No último mês, encerrou-se um ciclo de dois anos de morte, destruição, fome e deslocamento forçado em Gaza, desproporcionalmente provocados pelo governo de Israel em resposta ao massacre de 7 de Outubro, o sequestro dos reféns e à ameaça do Hamas. Um cessar-fogo foi finalmente assinado.
Desde então, as hostilidades foram muito circunscritas, os reféns vivos foram libertados, a ajuda humanitária franqueada e uma onda sem precedentes de países reconheceu o Estado da Palestina.
Mesmo assim, no último dia 23, a FFLCH (Faculdade Filosofia, Letras e Ciências Humanas e Sociais) da Universidade de São Paulo decidiu, extemporaneamente, reagir à tragédia com o rompimento de um convênio com a UH (Universidade de Haifa), que expiraria 20 dias depois da sua rescisão entrar em vigor.
A decisão se baseou em um relatório frágil que contém informações inverídicas, como a de que a UH abrigaria a base militar de Glilot. Essa base militar fica a nada menos do que 85 km do campus da universidade.
Mesmo após se demonstrar o erro factual, a inverdade continuou a ser repetida por alunos e docentes, pois esse debate, ainda que universitário, tem sido conduzido pela comoção via redes sociais bem como pela intimidação.
Para além de erros factuais há também erros conceituais. O primeiro é confundir ações de governo com a universidade e com a sociedade civil.
Mesmo o presidente Lula, conhecido crítico das ações de Israel em Gaza, fez a diferenciação, enfatizando que o Brasil não tem problema com Israel, mas sim com Netanyahu.

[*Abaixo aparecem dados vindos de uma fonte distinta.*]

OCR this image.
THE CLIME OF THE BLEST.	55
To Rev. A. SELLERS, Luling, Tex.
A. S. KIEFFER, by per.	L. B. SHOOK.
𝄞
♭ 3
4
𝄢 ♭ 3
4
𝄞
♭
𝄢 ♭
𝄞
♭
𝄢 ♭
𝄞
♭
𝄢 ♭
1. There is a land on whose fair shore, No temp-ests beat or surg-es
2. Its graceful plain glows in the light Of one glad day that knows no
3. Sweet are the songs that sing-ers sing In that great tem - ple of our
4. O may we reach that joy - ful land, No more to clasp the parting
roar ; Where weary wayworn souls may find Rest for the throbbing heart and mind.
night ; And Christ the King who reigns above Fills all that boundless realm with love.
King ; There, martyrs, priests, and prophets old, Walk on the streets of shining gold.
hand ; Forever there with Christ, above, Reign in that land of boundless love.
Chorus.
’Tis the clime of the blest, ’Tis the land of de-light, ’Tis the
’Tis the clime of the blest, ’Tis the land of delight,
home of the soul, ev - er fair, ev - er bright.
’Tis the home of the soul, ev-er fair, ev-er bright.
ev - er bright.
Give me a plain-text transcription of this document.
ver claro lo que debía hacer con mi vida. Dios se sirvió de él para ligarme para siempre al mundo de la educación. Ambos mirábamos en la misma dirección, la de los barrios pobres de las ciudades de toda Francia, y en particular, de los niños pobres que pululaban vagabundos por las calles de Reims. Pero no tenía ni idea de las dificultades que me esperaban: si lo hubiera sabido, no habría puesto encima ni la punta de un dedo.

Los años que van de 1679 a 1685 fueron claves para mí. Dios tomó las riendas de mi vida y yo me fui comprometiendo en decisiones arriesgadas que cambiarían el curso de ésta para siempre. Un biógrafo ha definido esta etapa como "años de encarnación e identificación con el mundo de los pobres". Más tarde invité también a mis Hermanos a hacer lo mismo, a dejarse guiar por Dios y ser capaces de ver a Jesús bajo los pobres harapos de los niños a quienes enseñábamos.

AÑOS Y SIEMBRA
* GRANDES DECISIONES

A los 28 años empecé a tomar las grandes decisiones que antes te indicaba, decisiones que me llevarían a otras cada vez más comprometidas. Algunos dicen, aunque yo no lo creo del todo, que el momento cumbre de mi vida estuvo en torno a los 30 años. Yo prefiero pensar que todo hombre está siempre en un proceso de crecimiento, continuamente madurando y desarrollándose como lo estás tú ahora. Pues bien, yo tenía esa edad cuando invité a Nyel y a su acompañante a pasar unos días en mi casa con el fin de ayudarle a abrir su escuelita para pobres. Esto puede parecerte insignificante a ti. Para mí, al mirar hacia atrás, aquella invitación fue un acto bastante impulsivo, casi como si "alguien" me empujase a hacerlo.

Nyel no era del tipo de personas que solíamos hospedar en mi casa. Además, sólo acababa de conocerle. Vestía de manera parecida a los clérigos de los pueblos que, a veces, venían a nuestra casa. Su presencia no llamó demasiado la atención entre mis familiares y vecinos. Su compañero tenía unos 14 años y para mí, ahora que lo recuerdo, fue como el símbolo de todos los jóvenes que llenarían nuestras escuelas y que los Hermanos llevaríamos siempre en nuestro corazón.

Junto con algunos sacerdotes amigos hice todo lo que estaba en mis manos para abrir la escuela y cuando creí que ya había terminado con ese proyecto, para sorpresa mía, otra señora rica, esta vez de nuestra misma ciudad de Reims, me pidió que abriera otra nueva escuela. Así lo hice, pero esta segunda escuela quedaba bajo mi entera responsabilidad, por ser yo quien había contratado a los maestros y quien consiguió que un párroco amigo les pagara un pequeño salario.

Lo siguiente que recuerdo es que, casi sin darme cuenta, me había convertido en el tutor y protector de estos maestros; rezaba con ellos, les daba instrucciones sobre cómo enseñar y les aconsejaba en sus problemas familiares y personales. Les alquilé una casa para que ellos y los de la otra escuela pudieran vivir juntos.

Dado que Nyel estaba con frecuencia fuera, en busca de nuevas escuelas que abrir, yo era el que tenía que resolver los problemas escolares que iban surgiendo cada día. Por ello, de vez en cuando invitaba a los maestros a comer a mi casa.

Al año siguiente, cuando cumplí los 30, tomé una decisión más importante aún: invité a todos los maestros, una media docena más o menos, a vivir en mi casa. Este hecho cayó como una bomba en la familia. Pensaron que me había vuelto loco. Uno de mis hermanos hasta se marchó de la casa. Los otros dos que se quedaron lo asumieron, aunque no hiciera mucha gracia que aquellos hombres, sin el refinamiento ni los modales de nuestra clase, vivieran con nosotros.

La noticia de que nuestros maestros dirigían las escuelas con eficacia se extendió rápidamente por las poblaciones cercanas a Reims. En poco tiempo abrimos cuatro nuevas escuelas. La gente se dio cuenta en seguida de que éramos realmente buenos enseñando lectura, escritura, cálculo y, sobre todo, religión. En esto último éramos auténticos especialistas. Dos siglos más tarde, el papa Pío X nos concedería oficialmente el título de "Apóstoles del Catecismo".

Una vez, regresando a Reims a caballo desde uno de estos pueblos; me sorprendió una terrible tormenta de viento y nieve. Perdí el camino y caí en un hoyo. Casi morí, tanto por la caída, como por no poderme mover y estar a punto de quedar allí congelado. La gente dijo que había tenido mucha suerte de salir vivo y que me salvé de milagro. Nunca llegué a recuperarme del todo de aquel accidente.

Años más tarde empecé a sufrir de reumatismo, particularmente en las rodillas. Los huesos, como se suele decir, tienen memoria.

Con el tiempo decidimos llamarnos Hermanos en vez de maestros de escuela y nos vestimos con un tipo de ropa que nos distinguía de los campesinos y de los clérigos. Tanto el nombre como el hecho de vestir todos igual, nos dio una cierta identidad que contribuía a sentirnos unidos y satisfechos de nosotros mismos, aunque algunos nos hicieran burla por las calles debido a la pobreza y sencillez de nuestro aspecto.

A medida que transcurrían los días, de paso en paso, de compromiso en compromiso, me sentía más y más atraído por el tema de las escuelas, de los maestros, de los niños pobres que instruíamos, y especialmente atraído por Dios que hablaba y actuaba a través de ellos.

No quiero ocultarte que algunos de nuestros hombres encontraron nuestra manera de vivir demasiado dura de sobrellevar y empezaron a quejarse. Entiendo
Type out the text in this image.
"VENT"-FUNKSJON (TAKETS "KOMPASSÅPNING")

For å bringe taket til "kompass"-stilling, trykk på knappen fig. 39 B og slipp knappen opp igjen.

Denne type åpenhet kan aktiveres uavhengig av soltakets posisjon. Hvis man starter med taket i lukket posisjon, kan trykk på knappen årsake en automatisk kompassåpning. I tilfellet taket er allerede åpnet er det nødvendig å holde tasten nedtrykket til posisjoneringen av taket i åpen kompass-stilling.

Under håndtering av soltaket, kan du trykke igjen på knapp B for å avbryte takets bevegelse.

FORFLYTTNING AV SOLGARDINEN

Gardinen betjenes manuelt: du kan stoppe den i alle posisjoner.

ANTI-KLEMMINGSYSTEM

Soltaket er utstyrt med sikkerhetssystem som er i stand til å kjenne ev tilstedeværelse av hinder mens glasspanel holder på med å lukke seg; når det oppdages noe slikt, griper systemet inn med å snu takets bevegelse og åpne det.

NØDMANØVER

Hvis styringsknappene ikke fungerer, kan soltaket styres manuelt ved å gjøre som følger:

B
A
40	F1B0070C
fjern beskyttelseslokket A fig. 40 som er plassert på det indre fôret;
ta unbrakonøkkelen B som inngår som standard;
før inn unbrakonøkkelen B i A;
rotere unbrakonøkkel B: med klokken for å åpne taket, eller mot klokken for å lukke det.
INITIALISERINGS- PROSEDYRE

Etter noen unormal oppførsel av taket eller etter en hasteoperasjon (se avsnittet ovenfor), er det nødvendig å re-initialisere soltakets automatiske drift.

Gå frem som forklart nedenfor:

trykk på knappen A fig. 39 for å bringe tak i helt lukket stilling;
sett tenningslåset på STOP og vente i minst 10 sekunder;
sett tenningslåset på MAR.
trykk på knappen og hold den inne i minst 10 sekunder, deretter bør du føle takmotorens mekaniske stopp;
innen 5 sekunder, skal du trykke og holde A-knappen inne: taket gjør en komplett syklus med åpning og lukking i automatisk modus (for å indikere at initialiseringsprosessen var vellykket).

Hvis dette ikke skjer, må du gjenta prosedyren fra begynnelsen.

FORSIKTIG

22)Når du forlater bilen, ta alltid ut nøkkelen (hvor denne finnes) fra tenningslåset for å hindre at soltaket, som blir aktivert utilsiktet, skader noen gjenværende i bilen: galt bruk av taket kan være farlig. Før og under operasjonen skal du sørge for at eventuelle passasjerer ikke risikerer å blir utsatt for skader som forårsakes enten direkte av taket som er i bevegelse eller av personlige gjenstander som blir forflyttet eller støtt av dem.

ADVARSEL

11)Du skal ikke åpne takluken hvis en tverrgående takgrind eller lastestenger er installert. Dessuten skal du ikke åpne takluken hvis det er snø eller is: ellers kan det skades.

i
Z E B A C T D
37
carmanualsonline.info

A composição da Universidade de Haifa é ainda mais diversa do que a sociedade israelense: 42% dos 18 mil alunos são palestinos, mais que o dobro da proporção em Israel. Palestinos também se destacam no corpo docente, incluindo a própria reitora, a neurobióloga Mouna Maroun.
As universidades israelenses, assim como a USP, têm autonomia em relação ao governo. Duzentos e setenta docentes de Haifa, entre eles a reitora, além de vários funcionários e estudantes, publicaram um manifesto contra a guerra em Gaza no jornal Haaretz em 8 de agosto.
Docentes também criaram o observatório Olhos em Gaza para denunciar e resistir ao que consideram crimes cometidos em seu nome, como israelenses. Ao contrário do que sugere o frágil relatório, que acusa a universidade de aplicar “políticas extremas de vigilância e policiamento em relação aos seus estudantes palestinos”, mesmo o direito de expressão dos estudantes que apoiaram o 7 de Outubro foi garantido. Alunos e docentes protestaram contra a guerra no campus por dois anos.
O terceiro e principal erro é acadêmico: o rompimento prejudica as atividades de alunos e docentes da FFLCH, especialmente do curso de letras e da pesquisa em estudos judaicos.
O último erro é político. Com o boicote, renunciaremos ao único papel acadêmico capaz de contribuir à paz na região. A FFLCH tem uma posição privilegiada como espaço de interlocução para promover, aqui, o diálogo entre acadêmicos israelenses progressistas de Haifa e palestinos moderados, incluindo os exilados e refugiados, em busca de soluções para esse longo conflito.
É hora de viabilizar um Estado palestino soberano, seguro e viável e de garantir os direitos humanos, civis e nacionais a todos os que vivem entre o rio e o mar. Os acadêmicos no terreno terão um papel fundamental. O boicote fortalece os extremistas e fanáticos enquanto silencia e isola os democratas e humanistas, como estudantes e docentes palestinos.
A ativista Sally Abed explica no podcast The Long Answer: “Quando você vê uma palestina de Israel [como eu] no exterior e você quer boicotá-la num campus, você é uma moça branca com um lenço palestino”.